Full changelog: https://github.com/qadar-ai/shield-control/compare/v0.9.1...v0.9.2

feat(discovery): avatar stacks now show actual users from discovery_events instead of random org profiles.

What's new

• Edge Function ingest-audit — any authenticated user can log policy enforcement events (member-role support). Validates enums server-side. Deployed to staging + production.
• API Gateway — new route api.qadar.ai/v1/audit/ingest

Full changelog: https://github.com/qadar-ai/shield-control/compare/v0.8.8...v0.9.0

fix(discovery): responsive filterbar, chore(infra): user_consents UPDATE policy migration

fix(discovery): triage buttons wrap on narrow discovered cards

• Triage button tooltips (Block/Allow/Review consequences) on cards + slideout
• User avatar hover cards with username
• Users icon + tooltip before avatar stack
• DE: "Prüfen" statt "Jetzt prüfen"
• CLAUDE.md: PR-driven workflow rules + conventional commits

Block (SlashOctagon) → Allow (CheckSquareBroken) → Review (Eye, primary). Consistent order + styling across discovered cards and slideout.

Shortened discovery alert (platform-agnostic), added hover tooltips to Risk and Source badges on discovered cards.

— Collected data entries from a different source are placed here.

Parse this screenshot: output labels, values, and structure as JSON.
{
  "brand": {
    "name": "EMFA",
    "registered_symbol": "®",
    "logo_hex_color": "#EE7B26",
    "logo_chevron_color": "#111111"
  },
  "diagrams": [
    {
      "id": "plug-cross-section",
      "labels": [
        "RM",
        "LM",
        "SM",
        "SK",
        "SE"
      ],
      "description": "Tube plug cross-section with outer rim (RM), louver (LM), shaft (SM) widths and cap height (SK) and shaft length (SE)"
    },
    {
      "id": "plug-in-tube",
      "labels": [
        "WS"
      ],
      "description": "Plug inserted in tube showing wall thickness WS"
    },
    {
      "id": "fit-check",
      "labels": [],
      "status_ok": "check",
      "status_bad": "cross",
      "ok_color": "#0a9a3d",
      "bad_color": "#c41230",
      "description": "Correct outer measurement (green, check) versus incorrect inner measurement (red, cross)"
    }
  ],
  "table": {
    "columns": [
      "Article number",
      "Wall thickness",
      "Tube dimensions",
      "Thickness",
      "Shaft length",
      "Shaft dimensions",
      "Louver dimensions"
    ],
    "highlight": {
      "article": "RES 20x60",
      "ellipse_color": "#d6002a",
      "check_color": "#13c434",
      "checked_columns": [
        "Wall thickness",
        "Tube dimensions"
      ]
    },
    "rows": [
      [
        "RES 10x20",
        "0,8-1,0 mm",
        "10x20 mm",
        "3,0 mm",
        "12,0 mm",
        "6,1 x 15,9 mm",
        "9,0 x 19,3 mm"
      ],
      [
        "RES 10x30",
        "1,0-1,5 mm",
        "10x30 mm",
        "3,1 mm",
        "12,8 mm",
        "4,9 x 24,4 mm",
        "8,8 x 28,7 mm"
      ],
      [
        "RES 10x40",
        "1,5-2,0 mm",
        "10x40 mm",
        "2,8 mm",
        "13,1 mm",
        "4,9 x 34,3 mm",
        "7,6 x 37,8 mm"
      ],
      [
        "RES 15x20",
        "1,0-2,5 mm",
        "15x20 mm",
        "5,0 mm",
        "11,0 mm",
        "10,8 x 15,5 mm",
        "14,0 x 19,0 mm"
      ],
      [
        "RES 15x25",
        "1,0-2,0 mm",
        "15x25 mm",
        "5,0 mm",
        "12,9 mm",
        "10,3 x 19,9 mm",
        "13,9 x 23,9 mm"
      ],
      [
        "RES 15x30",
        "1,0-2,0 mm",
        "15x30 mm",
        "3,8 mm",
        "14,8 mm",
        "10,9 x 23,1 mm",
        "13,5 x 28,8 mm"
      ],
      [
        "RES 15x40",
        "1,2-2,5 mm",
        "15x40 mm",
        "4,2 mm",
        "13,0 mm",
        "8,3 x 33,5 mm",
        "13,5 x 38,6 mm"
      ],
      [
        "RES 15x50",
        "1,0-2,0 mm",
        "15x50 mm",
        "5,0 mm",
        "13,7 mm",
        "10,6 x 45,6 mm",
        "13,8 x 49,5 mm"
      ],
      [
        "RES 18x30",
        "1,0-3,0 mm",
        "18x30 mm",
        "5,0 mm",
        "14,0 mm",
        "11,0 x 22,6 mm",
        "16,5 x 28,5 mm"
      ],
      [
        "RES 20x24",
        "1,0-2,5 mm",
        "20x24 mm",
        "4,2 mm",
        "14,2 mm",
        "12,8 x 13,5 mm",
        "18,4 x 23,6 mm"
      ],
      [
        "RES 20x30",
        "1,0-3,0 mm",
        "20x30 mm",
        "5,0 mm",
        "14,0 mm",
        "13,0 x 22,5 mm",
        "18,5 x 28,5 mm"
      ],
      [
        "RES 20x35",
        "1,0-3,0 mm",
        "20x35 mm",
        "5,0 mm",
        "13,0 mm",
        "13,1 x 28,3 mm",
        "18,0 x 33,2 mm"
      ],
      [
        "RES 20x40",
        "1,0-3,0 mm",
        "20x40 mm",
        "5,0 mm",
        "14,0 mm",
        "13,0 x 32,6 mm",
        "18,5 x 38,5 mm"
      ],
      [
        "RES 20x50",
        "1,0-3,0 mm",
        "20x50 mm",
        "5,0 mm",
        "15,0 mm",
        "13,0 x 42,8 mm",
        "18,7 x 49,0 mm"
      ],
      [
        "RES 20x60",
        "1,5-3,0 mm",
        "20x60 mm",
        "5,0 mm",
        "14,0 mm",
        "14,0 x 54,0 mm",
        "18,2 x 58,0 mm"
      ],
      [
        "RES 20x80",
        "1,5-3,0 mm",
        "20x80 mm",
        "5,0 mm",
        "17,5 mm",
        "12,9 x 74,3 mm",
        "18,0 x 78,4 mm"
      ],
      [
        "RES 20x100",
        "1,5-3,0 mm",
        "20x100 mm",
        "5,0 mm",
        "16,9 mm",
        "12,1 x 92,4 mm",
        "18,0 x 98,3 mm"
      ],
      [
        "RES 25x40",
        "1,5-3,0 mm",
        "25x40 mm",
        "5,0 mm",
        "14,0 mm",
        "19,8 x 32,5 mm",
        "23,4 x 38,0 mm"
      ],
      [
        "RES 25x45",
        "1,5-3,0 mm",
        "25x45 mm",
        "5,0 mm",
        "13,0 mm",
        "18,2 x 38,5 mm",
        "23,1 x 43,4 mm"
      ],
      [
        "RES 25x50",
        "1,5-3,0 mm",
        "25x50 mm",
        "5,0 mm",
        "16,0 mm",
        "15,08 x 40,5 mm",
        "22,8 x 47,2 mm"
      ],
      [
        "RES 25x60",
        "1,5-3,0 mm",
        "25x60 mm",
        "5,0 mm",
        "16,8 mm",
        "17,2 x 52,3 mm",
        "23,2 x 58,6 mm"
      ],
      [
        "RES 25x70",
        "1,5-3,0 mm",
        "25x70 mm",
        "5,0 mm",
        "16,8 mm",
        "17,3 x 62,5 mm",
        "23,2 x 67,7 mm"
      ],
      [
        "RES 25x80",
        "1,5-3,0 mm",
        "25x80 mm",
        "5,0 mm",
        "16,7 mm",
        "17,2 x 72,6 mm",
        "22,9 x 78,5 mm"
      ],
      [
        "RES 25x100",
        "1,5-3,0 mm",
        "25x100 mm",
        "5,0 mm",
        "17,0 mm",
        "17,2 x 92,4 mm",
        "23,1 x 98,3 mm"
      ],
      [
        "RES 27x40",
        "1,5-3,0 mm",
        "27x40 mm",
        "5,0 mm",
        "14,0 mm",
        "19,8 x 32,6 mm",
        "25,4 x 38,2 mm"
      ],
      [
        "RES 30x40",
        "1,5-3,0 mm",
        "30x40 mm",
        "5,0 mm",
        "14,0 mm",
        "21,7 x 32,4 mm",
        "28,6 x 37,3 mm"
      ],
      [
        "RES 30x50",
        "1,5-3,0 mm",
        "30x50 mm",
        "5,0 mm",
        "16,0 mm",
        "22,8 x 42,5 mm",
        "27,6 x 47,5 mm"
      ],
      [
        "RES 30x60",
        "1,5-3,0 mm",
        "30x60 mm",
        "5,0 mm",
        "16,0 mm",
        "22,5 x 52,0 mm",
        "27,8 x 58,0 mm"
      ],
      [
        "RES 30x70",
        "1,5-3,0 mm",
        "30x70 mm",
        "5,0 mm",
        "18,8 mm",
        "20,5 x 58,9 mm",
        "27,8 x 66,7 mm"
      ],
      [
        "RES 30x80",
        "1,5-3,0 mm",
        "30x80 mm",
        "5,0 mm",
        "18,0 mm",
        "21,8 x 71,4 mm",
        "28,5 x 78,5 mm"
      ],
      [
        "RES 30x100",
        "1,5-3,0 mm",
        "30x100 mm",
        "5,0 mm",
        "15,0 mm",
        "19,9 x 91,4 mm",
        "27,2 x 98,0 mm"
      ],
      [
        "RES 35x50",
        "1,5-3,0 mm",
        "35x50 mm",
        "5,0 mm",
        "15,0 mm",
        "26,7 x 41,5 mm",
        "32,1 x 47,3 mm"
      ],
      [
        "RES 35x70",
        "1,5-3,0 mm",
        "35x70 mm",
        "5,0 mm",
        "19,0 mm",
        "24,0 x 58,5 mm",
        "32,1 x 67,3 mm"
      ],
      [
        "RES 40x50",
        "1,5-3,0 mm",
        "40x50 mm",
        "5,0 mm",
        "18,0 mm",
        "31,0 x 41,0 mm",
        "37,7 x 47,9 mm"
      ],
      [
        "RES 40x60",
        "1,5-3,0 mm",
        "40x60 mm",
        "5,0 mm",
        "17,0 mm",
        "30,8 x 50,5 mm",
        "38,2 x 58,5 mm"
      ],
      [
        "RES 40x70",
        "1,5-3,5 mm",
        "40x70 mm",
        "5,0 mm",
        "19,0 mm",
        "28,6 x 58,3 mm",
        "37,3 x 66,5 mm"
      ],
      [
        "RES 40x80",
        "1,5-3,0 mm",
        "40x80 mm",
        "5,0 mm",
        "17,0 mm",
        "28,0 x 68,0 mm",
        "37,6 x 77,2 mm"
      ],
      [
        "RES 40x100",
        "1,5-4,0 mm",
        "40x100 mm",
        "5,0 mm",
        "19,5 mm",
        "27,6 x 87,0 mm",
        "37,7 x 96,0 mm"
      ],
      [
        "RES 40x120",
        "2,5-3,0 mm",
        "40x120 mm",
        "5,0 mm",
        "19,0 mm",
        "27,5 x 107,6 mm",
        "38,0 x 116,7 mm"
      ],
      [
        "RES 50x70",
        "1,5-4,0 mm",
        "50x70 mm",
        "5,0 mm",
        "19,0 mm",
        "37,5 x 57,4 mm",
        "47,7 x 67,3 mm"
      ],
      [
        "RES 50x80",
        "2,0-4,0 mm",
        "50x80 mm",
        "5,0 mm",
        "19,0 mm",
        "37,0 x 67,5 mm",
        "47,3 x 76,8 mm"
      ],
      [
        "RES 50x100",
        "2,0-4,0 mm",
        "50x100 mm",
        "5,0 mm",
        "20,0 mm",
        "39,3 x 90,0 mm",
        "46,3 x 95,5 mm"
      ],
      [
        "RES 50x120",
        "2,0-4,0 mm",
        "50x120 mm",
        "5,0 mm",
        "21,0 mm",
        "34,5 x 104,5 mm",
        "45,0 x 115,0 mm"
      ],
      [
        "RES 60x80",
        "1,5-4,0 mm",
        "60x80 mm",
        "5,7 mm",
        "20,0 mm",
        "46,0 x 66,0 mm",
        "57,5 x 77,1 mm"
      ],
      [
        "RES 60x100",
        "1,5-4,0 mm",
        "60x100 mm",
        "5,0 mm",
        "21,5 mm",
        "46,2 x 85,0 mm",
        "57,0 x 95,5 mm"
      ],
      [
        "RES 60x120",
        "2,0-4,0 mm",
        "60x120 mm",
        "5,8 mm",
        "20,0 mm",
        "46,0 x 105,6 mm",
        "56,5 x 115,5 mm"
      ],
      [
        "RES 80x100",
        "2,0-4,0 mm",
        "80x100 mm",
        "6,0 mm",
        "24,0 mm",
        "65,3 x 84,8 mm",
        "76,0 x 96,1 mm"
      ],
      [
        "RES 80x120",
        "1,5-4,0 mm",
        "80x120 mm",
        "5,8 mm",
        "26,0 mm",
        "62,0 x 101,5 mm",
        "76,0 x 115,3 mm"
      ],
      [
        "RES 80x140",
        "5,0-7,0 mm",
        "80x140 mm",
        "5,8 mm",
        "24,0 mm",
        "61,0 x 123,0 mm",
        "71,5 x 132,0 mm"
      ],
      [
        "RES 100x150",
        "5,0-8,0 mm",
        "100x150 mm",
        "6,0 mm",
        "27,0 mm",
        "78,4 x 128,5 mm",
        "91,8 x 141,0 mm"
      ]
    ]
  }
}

Add Microsoft Copilot signet (official multicolor icon) + logo map entry.

What's new

• First-detection triage: Catalog apps (e.g. Perplexity, ChatGPT) now get status='discovered' when Shield Web detects their first real usage — they appear in the "Neu entdeckt" tab for admin review, matching the industry standard pattern (Torii, 1Password, Nudge Security)
• Discovery UX: Em-dash (—) for apps with 0 users
• Backlog: Added N15–N19 (governance mode, SSO, Google OAuth, CWS publish, privacy policy)

Full changelog: https://github.com/qadar-ai/shield-control/compare/v0.8.1...v0.8.2

What's new

• Edge Function ingest-discovery — any authenticated user (including member role) can now report AI app discoveries via POST /functions/v1/ingest-discovery. Uses service-role key to bypass RLS.
• Backlog cleanup — N1–N9, N12–N14 moved to Done

Full changelog: https://github.com/qadar-ai/shield-control/compare/v0.8.0...v0.8.1

What's new

• Settings layout overhaul — migrated to Untitled UI template pattern (SectionHeader, SectionLabel, SectionFooter, button-border tabs, two-column grid)
• Privacy toggle — show_user_list in Settings → Organization lets admins opt-in to user-level activity display
• Discovery avatar stack — Users column shows overlapping avatars when privacy toggle is ON
• Consent audit trail — new user_consents table for GDPR compliance (written by Shield Web, read by admins)
• Lint cleanup — fixed all lint errors including pre-existing react-refresh issue

Migrations

Full changelog: https://github.com/qadar-ai/shield-control/compare/v0.7.0...v0.8.0

Initial production cut after the staging+production CI/CD wiring lands. Pattern B is the canonical deploy flow from here on: PRs against main → squash merge → staging, then gh release create vX.Y.Z → production.